Clinical Study Results of Desoximetasone Spray, 0.25% in Moderate to Severe Plaque Psoriasis

December 2013 | Volume 12 | Issue 12 | Original Article | 1404 | Copyright © December 2013

Leon Kircik MD,a,b,c Mark G. Lebwohl MD,c James Q. Del Rosso DO,d
Jerry Bagel MD,eLinda Stein Gold MD,f Jonathan S. Weiss MDg

aDepartment of Dermatology, Indiana University School of Medicine, Indianapolis, IN
bPhysicians Skin Care, PLLC, Louisville, KY
cDepartment of Dermatology, Mount Sinai School of Medicine, New York, New York
dDepartment of Dermatology, Touro University College of Osteopathic Medicine, Henderson, NV
ePsoriasis Treatment Center of Central New Jersey, East Windsor, NJ
fDirector of Dermatology, Clinical Research and Division Head of Dermatology, Henry Ford Health System, Detroit and West Bloomfield, Michigan
gGwinnett Clinical Research Center, Snellville, Georgia

table 4
According to the Statistical Analysis Plan (SAP) for each study, the primary and secondary efficacy analyses were to be based on an intent-to-treat (ITT) population, defined as subjects who were exposed to study medication. Subjects who withdrew for lack of effect were to be considered a Clinical Failure or Treatment Failure regardless of their PGA or target lesion scores at the last visit. Those who withdrew from either study for reasons other than lack of effect were to be retained in the ITT population and analyzed with the LOCF. Interim missing data were excluded from analyses with no imputation.
The primary efficacy variables, as defined prospectively in the protocols, were Clinical Success and Treatment Success based on the PGA score and the TLSS, respectively.

Primary and Secondary Efficacy Results

In both Phase 3 studies, a statistically significantly greater percentage of subjects in the desoximetasone spray 0.25% compared to vehicle group achieved both Clinical Success and Treatment Success at Day 28 (Figures 1 and 2). These results, which were the primary efficacy variables, demonstrated superior efficacy in the active study group for both overall improvement of plaque psoriasis (by PGA) and in the individual psoriasis lesion (by TLSS) designated at baseline as the most severely involved plaque (target lesion).
Assessment of secondary efficacy variables in both Phase 3 studies showed that subjects receiving desoximetasone Spray 0.25% twice daily exhibited statistically significantly mean changes from Baseline to Day 28 in PGA, TLSS, and % BSA affected when compared to subjects receiving vehicle spray twice daily (Table 4).

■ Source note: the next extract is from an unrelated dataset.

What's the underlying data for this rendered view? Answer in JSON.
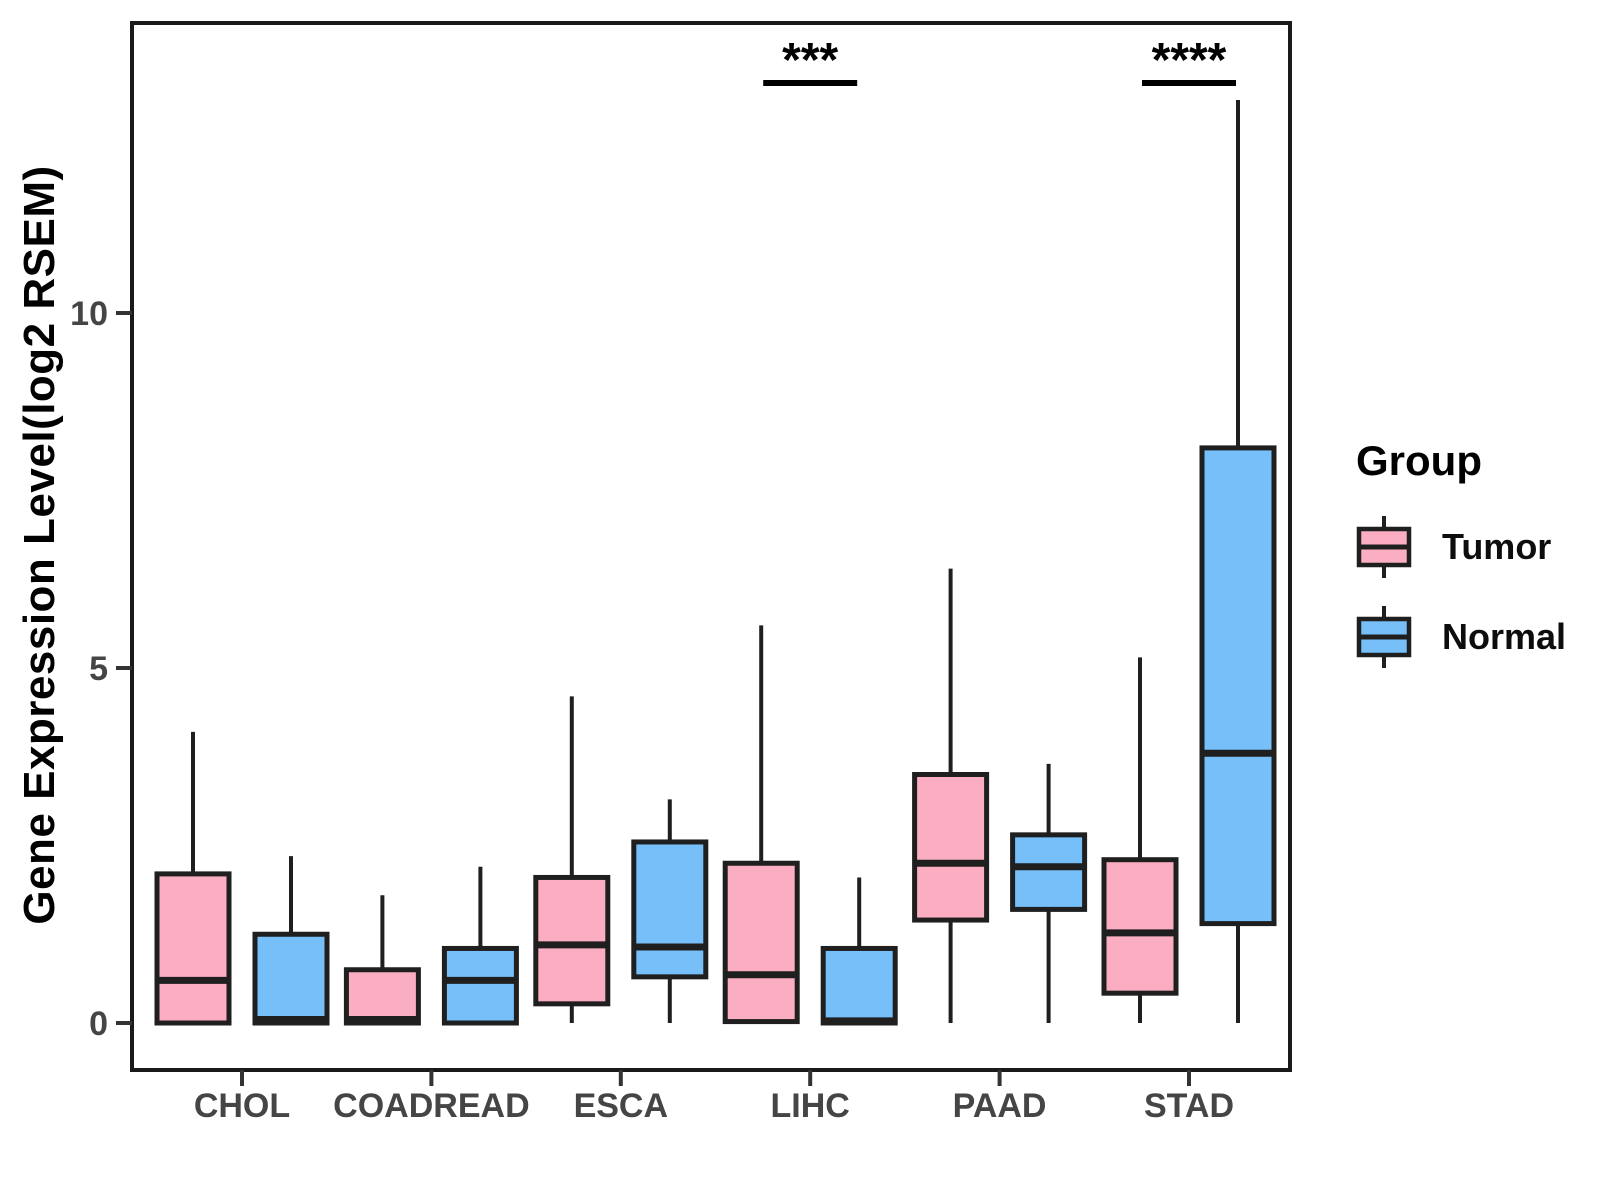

Safety and Tolerability Results

Tolerability and safety were assessed at all study visits. In one study which included a total of 120 subjects, 38 subjects reported a total of 69 adverse events (AEs), with 35 AEs noted in the active treatment group, and 34 reported by subjects in the vehicle group.2 Among the 120 study subjects in the other pivotal study, 21 subjects reported a total of 34 adverse events. Of these events, 16 were reported by actively treated subjects and 18 were noted by vehicle-treated subjects.42 Some of these AEs were determined to be unrelated to study medication, while others, especially application site reactions, were often determined as possibly, probably, or definitely related to study treatment.
Detailed summaries of AEs are from the Phase 3 studies are depicted in Tables 5-6.4,5 No statistically significant differences were observed between study arms and no major safety signals related to AEs were noted. No stinging or burning was reported in any subject throughout the study.
A total of 24 subjects discontinued from the two Phase 3 studies. Overall, comparable proportions of subjects discontinued from the both the active and vehicle groups within each study and across both studies. Overall, three subjects withdrew for insufficient therapeutic response and were considered a Clinical Failure or Treatment Failure regardless of their PGA or target lesion scores at the last visit. Two subjects who ran out of study medication had BSA values of 14% and 30% at Baseline.


Desoximetasone spray 0.25% used twice daily for 28 days proved to be effective and safe for the treatment of adults with moderate to severe plaque psoriasis. The % BSA required for inclusion was markedly higher in this study than in other studies of super-potent TCS agents. In both Phase 3 studies with desoximetasone spray 0.25%, the inclusion criteria mandated >=10% BSA, with the mean % BSA at baseline (study entry) ranging from 15.58%-17.78%.